In a video address, Economy Minister Zdravko Počivalšek stressed that the Slovenian EU presidency aimed to encourage debate on building a bright future for the coming generations.
“We believe we need to build a circular, creative and smart economy and society as a whole,” he said, adding that Slovenia will now need to implement the industrial strategy for 2021-2030.
“We want to accelerate development, innovation and competitiveness. Our aim is to strengthen the economy, so that it will be able to cope with green and digital transition. That is a key factor for success in the 21st century,” Počivalšek said.
Slovenia is among the more modestly performing countries in the European innovation rankings, said Tibor Šimonka, president of the Chamber of Commerce and Industry of Slovenia.
Nevertheless, some Slovenian companies have developed breakthrough innovations over the last 30 years, and Šimonka believes that such successes were achieved by those with a clear vision, open hands, eyes, ears and brains, willing to work together.

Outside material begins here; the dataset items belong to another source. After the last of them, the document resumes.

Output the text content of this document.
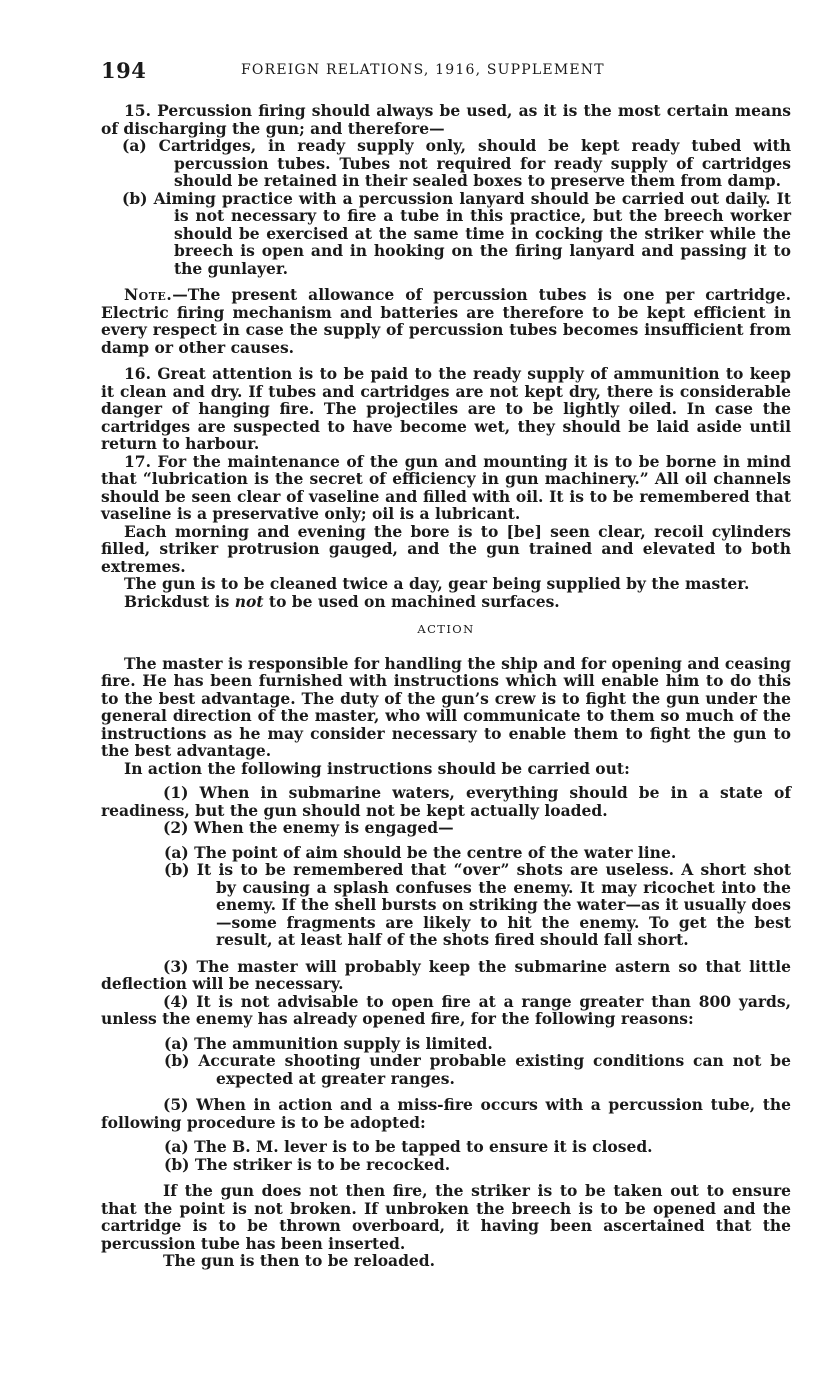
194	FOREIGN RELATIONS, 1916, SUPPLEMENT

15. Percussion firing should always be used, as it is the most certain means of discharging the gun; and therefore—

(a) Cartridges, in ready supply only, should be kept ready tubed with percussion tubes. Tubes not required for ready supply of cartridges should be retained in their sealed boxes to preserve them from damp.

(b) Aiming practice with a percussion lanyard should be carried out daily. It is not necessary to fire a tube in this practice, but the breech worker should be exercised at the same time in cocking the striker while the breech is open and in hooking on the firing lanyard and passing it to the gunlayer.

Note.—The present allowance of percussion tubes is one per cartridge. Electric firing mechanism and batteries are therefore to be kept efficient in every respect in case the supply of percussion tubes becomes insufficient from damp or other causes.

16. Great attention is to be paid to the ready supply of ammunition to keep it clean and dry. If tubes and cartridges are not kept dry, there is considerable danger of hanging fire. The projectiles are to be lightly oiled. In case the cartridges are suspected to have become wet, they should be laid aside until return to harbour.

17. For the maintenance of the gun and mounting it is to be borne in mind that “lubrication is the secret of efficiency in gun machinery.” All oil channels should be seen clear of vaseline and filled with oil. It is to be remembered that vaseline is a preservative only; oil is a lubricant.

Each morning and evening the bore is to [be] seen clear, recoil cylinders filled, striker protrusion gauged, and the gun trained and elevated to both extremes.

The gun is to be cleaned twice a day, gear being supplied by the master.

Brickdust is not to be used on machined surfaces.

ACTION

The master is responsible for handling the ship and for opening and ceasing fire. He has been furnished with instructions which will enable him to do this to the best advantage. The duty of the gun’s crew is to fight the gun under the general direction of the master, who will communicate to them so much of the instructions as he may consider necessary to enable them to fight the gun to the best advantage.

In action the following instructions should be carried out:

(1) When in submarine waters, everything should be in a state of readiness, but the gun should not be kept actually loaded.

(2) When the enemy is engaged—

(a) The point of aim should be the centre of the water line.

(b) It is to be remembered that “over” shots are useless. A short shot by causing a splash confuses the enemy. It may ricochet into the enemy. If the shell bursts on striking the water—as it usually does—some fragments are likely to hit the enemy. To get the best result, at least half of the shots fired should fall short.

(3) The master will probably keep the submarine astern so that little deflection will be necessary.

(4) It is not advisable to open fire at a range greater than 800 yards, unless the enemy has already opened fire, for the following reasons:

(a) The ammunition supply is limited.

(b) Accurate shooting under probable existing conditions can not be expected at greater ranges.

(5) When in action and a miss-fire occurs with a percussion tube, the following procedure is to be adopted:

(a) The B. M. lever is to be tapped to ensure it is closed.

(b) The striker is to be recocked.

If the gun does not then fire, the striker is to be taken out to ensure that the point is not broken. If unbroken the breech is to be opened and the cartridge is to be thrown overboard, it having been ascertained that the percussion tube has been inserted.

The gun is then to be reloaded.
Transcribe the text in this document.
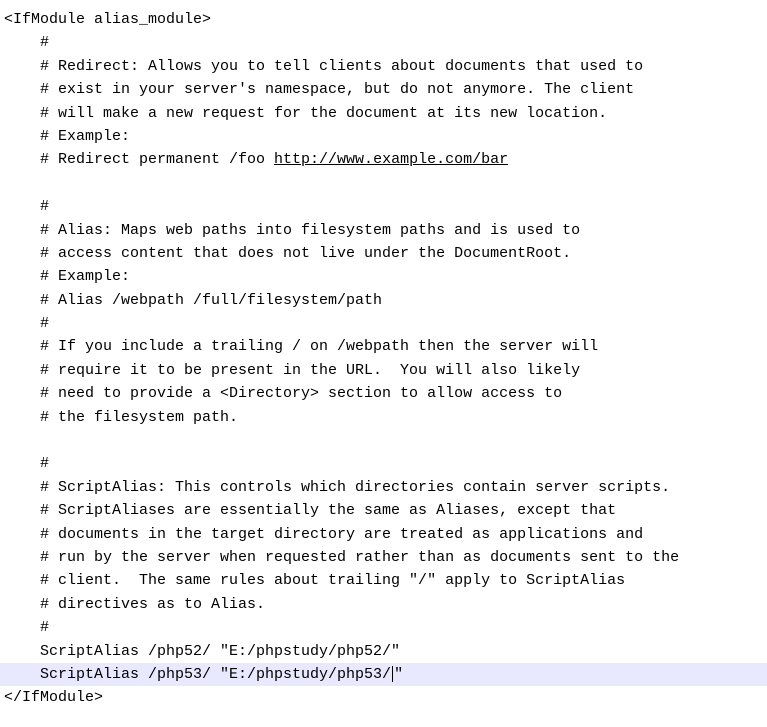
<IfModule alias_module>
#
# Redirect: Allows you to tell clients about documents that used to
# exist in your server's namespace, but do not anymore. The client
# will make a new request for the document at its new location.
# Example:
# Redirect permanent /foo http://www.example.com/bar
#
# Alias: Maps web paths into filesystem paths and is used to
# access content that does not live under the DocumentRoot.
# Example:
# Alias /webpath /full/filesystem/path
#
# If you include a trailing / on /webpath then the server will
# require it to be present in the URL.  You will also likely
# need to provide a <Directory> section to allow access to
# the filesystem path.
#
# ScriptAlias: This controls which directories contain server scripts.
# ScriptAliases are essentially the same as Aliases, except that
# documents in the target directory are treated as applications and
# run by the server when requested rather than as documents sent to the
# client.  The same rules about trailing "/" apply to ScriptAlias
# directives as to Alias.
#
ScriptAlias /php52/ "E:/phpstudy/php52/"
ScriptAlias /php53/ "E:/phpstudy/php53/ "
</IfModule>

Isidro Laso Ballesteros, Cabinet Expert for Innovation, Research, Education, Culture and Youth at the European Commission, agreed on the need for cooperation in the field of innovation.
He said that Europe fell behind the path taken by the US twenty years ago, but could become a leader in the next generation of innovation if it could only manage to properly connect start-ups with industry, which is very strong in Europe.
The European Commission therefore wants to see a pan-European innovation system, involving local ecosystems and linking two key elements – human and financial capital.
Jernej Salecl, director general of the directorate for internationalisation, entrepreneurship and technology at the Economy Ministry, said that Spirit Slovenia, the government’s investment promotion agency, has a key role to play in establishing and coordinating the innovation ecosystem in Slovenia.
Salecl believes it is up to the government to increase funding for research and development, although he also called on business to spend more on R&D, and on academics to incorporate more entrepreneurial logic, as inventions also need to be sold on the market. “It is only by working together that we will be able to move into the future,” he concluded.
The conference was organised by the Chamber of Commerce and Industry, with the support of the Economy Ministry and Spirit Slovenia.